After two unsuccessful tries, Terrell Owens will finally get his bust in Canton, Ohio, as reported by ESPN. Saturday evening, Owens was voted into the Pro Football Hall of Fame. What has kept Owens out in his first two tries may have been his relationship with the media, however, it was only a matter of time before his numbers took center stage.

For his career, Owens was a five-time All-Pro player with career totals of 1078 receptions (8th), 15,934 yards (2nd), and 153 receiving touchdowns (3rd). And yet, for two years, the NFL decided he wasn’t worthy. However, the wait is finally over for the outspoken wide receiver.

Owens, who was drafted by the San Francisco 49ers in the third round in 1996 to be the heir apparent to Jerry Rice, struggled in his first season. In his rookie year, Owens caught 35 passes for 524 yards with four touchdowns.
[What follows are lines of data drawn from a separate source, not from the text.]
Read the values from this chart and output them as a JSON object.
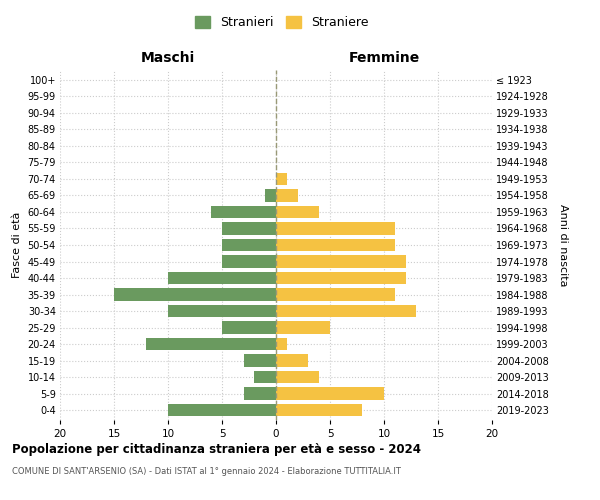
{
  "age_groups": [
    "0-4",
    "5-9",
    "10-14",
    "15-19",
    "20-24",
    "25-29",
    "30-34",
    "35-39",
    "40-44",
    "45-49",
    "50-54",
    "55-59",
    "60-64",
    "65-69",
    "70-74",
    "75-79",
    "80-84",
    "85-89",
    "90-94",
    "95-99",
    "100+"
  ],
  "birth_years": [
    "2019-2023",
    "2014-2018",
    "2009-2013",
    "2004-2008",
    "1999-2003",
    "1994-1998",
    "1989-1993",
    "1984-1988",
    "1979-1983",
    "1974-1978",
    "1969-1973",
    "1964-1968",
    "1959-1963",
    "1954-1958",
    "1949-1953",
    "1944-1948",
    "1939-1943",
    "1934-1938",
    "1929-1933",
    "1924-1928",
    "≤ 1923"
  ],
  "maschi": [
    10,
    3,
    2,
    3,
    12,
    5,
    10,
    15,
    10,
    5,
    5,
    5,
    6,
    1,
    0,
    0,
    0,
    0,
    0,
    0,
    0
  ],
  "femmine": [
    8,
    10,
    4,
    3,
    1,
    5,
    13,
    11,
    12,
    12,
    11,
    11,
    4,
    2,
    1,
    0,
    0,
    0,
    0,
    0,
    0
  ],
  "color_maschi": "#6a9a5f",
  "color_femmine": "#f5c242",
  "title": "Popolazione per cittadinanza straniera per età e sesso - 2024",
  "subtitle": "COMUNE DI SANT'ARSENIO (SA) - Dati ISTAT al 1° gennaio 2024 - Elaborazione TUTTITALIA.IT",
  "xlabel_left": "Maschi",
  "xlabel_right": "Femmine",
  "ylabel_left": "Fasce di età",
  "ylabel_right": "Anni di nascita",
  "legend_maschi": "Stranieri",
  "legend_femmine": "Straniere",
  "xlim": 20,
  "background_color": "#ffffff",
  "grid_color": "#cccccc",
  "center_line_color": "#999977",
  "bar_height": 0.75
}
Those were his lowest numbers during a stellar 15-year career. During his time with the 49ers, Owens staked a claim as one of the best young receivers in the NFL, as he accumulated 592 receptions for 8,572 yards and 81 receiving touchdowns.

In 2004, he moved on to the Philadelphia Eagles where he was paired with Donovan McNabb and Andy Reid. During that magical season for the Eagles, Owens produced to the tune of 77 receptions for 1,200 yards and 14 touchdowns, as the Eagles made it to the Super Bowl. Injured for the playoffs, Owens, with a screw in his ankle, gutted it out for the Super Bowl, where the Eagles lost to the New England Patriots. Despite the loss and injury, Owens finished the game with a stat line of nine receptions for 122 yards.
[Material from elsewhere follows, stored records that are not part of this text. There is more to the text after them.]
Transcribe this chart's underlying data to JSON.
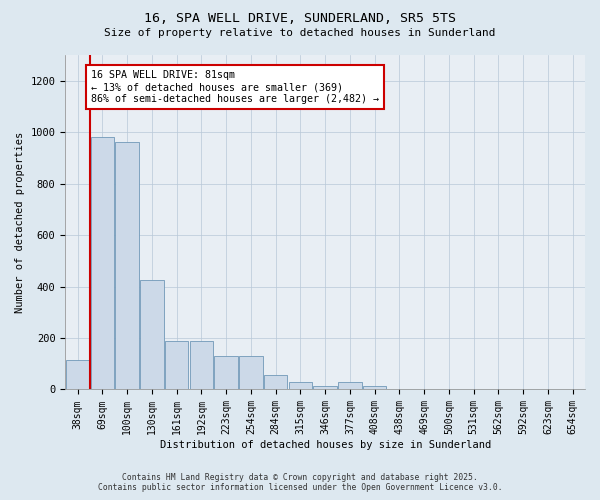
{
  "title1": "16, SPA WELL DRIVE, SUNDERLAND, SR5 5TS",
  "title2": "Size of property relative to detached houses in Sunderland",
  "xlabel": "Distribution of detached houses by size in Sunderland",
  "ylabel": "Number of detached properties",
  "categories": [
    "38sqm",
    "69sqm",
    "100sqm",
    "130sqm",
    "161sqm",
    "192sqm",
    "223sqm",
    "254sqm",
    "284sqm",
    "315sqm",
    "346sqm",
    "377sqm",
    "408sqm",
    "438sqm",
    "469sqm",
    "500sqm",
    "531sqm",
    "562sqm",
    "592sqm",
    "623sqm",
    "654sqm"
  ],
  "values": [
    113,
    980,
    960,
    425,
    190,
    190,
    130,
    130,
    55,
    30,
    13,
    30,
    13,
    2,
    2,
    0,
    2,
    0,
    2,
    0,
    2
  ],
  "bar_color": "#ccd9e8",
  "bar_edge_color": "#7098b8",
  "vline_x": 1.5,
  "vline_color": "#cc0000",
  "annotation_text": "16 SPA WELL DRIVE: 81sqm\n← 13% of detached houses are smaller (369)\n86% of semi-detached houses are larger (2,482) →",
  "annotation_box_color": "#ffffff",
  "annotation_box_edge": "#cc0000",
  "ylim": [
    0,
    1300
  ],
  "yticks": [
    0,
    200,
    400,
    600,
    800,
    1000,
    1200
  ],
  "footer1": "Contains HM Land Registry data © Crown copyright and database right 2025.",
  "footer2": "Contains public sector information licensed under the Open Government Licence v3.0.",
  "bg_color": "#dde8f0",
  "plot_bg_color": "#e8eef4"
}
After a season of controversy in 2005 with McNabb and the Eagles, Owens moved on to the Dallas Cowboys to pair with Tony Romo and Jerry Jones. Although there were no Super Bowl appearances, Owens proved that his last season (47 receptions) in Philadelphia was just a fluke. During his time in Dallas, Owens caught 235 passes for 3,587 yards and 38 touchdowns.
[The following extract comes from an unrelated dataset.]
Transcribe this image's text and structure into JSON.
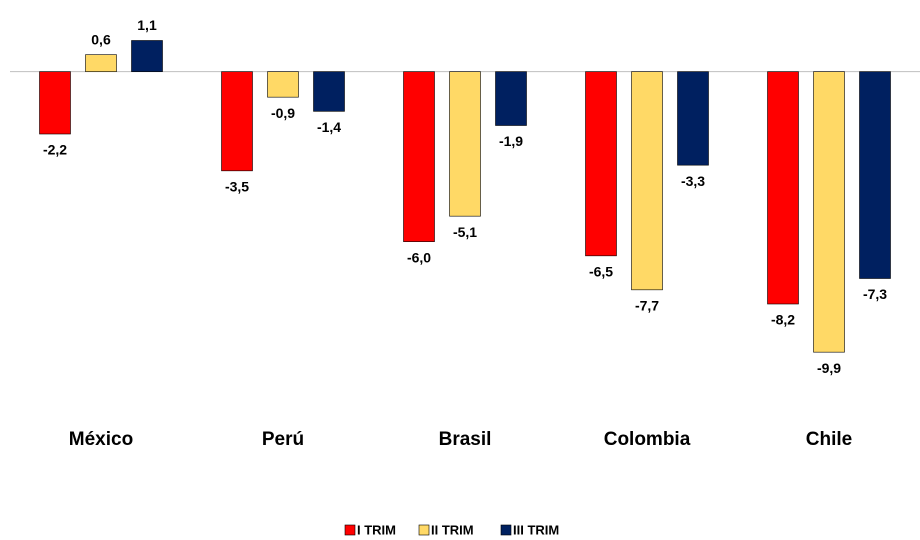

Owens finished the last two seasons of his career playing for the Buffalo Bills (2009) and Cincinnati Bengals (2010) before calling it quits in 2010. While a great receiver, Owens may be remembered more for his attitude with the media and off-the-field issues. Despite what he has been through throughout his life and career, Owens has been deemed one of the greatest wide receivers in NFL history.